Cuando educar significa más que medir

Cada cierto tiempo reaparece una crítica conocida, que la educación ha dejado de formar y que ahora solo certifica. Este motivo admite diferentes variaciones: los estudiantes solo desean el título, los docentes solo se concentran en cumplir con los contenidos mínimos exigidos, y las instituciones se enfocan principalmente en la acreditación y los indicadores de desempeño. Más allá de su contenido, esta crítica responde a una reorganización de las expectativas sociales en torno a la educación, donde la certificación adquiere un rol central como mecanismo de validación.

Concretamente, el problema no es que se certifique, sino que esta función se absolutiza, desplazando otras dimensiones. Así, lo que se observa es una reducción del valor a lo que puede demostrarse, medirse y rendir cuentas, en un entorno donde la utilidad inmediata prevalece sobre el desarrollo humano y social entendido más amplio.

Para comprender mejor esta situación conviene retomar una distinción central propuesta por Gert Biesta, uno de los pedagogos contemporáneos más importantes. A su juicio, la educación no cumple una única función, sino al menos tres: cualificación (el desarrollo de conocimientos y habilidades y su posterior validación mediante la certificación), socialización (la transmisión de normas, valores y formas de vida) y subjetivación (la apertura a la emergencia de la singularidad individual). Estas funciones no son excluyentes ni jerárquicas; coexisten una con otra. En este sentido, pensar que la cualificación impide la subjetivación, o que vacía de sentido a la socialización, no solo es teóricamente impreciso, sino políticamente ingenuo. El error consiste en construir oposiciones allí donde hay simultaneidad, como si cualificar y luego certificar fuese lo contrario de formar, o como si el reconocimiento formal de aprendizajes no pudiera, en sí mismo, contribuir a la autonomía. La educación es suficientemente compleja para esto.

Con esto en mente, más productivo que reiterar la denuncia es examinar qué condiciones permiten -o impiden- que esas funciones se desplieguen efectivamente. En Chile, y en América Latina en general, la respuesta es evidente: lo que predomina es una comprensión instrumental de la educación, centrada, como resultado, casi exclusivamente en la cualificación. Esta forma de entender lo educativo no surge de forma espontánea, sino que se configura en un contexto donde se la concibe como herramienta de movilidad social, y donde los actores dedicados a la formación deben demostrar "impacto" y "eficiencia" en un entorno estructurado por el mercado de credenciales. Así, el problema particular no es tanto que se certifique, sino que se espera que la formación se reduzca a la capacitación para la empleabilidad, subordinando las restantes dimensiones de la educación a una lógica social de rendimiento cuantificable.

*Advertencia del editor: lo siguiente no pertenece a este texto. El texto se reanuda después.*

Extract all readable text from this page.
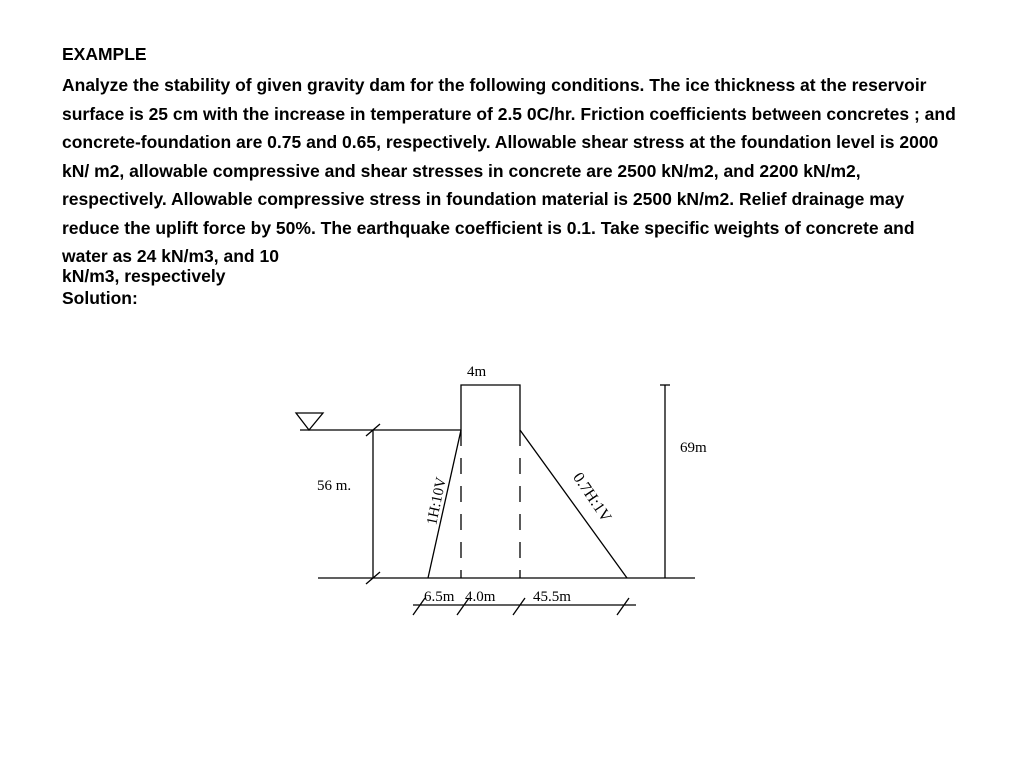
EXAMPLE
Analyze the stability of given gravity dam for the following conditions. The ice thickness at the reservoir surface is 25 cm with the increase in temperature of 2.5 0C/hr. Friction coefficients between concretes ; and concrete-foundation are 0.75 and 0.65, respectively. Allowable shear stress at the foundation level is 2000 kN/ m2, allowable compressive and shear stresses in concrete are 2500 kN/m2, and 2200 kN/m2, respectively. Allowable compressive stress in foundation material is 2500 kN/m2. Relief drainage may reduce the uplift force by 50%. The earthquake coefficient is 0.1. Take specific weights of concrete and water as 24 kN/m3, and 10
kN/m3, respectively
Solution:
4m
69m
56 m.	1H:10V	0.7H:1V
6.5m 4.0m	45.5m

Como puede adivinarse, este desplazamiento no obedece solo a una imposición externa o un error de diseño. Como otras organizaciones, los espacios educativos responden a las expectativas del entorno mediante los lenguajes disponibles, y esos lenguajes privilegian, en casi todos los niveles, aquello que puede ser medido, comparado, registrado. En ese marco, la certificación se convierte en un mecanismo de visibilidad y validación: no porque se haya renunciado a formar, sino porque las formas institucionalmente legítimas de demostrar valor social se han estrechado. Este no es por cierto un problema exclusivamente educativo, pero que se expresa de todas maneras con especial dureza en este ámbito. El resultado es el distanciamiento entre la complejidad del fenómeno educativo y las simplificaciones que presupone su tratamiento en general.

Por tanto, en vez de insistir en lo que la educación debería hacer, es más pertinente observar cómo sus distintas funciones se tornan más o menos visibles según las decisiones de política. No se trata de añorar un estado anterior, probablemente falso, sino de reabrir una discusión que muchas veces aparece clausurada por los propios lenguajes de evaluación. Incluso en sus formas más estandarizadas, educar sigue siendo una práctica ambivalente, situada en una tensión permanente entre lo que se enseña, lo que se espera y lo que puede llegar a emerger. Para bien o para mal, lo que está en juego nunca es del todo predecible: se trata siempre de seres humanos. Recordar esto, con ese hermoso riesgo, es el gran reto pedagógico para una educación digna de tal nombre.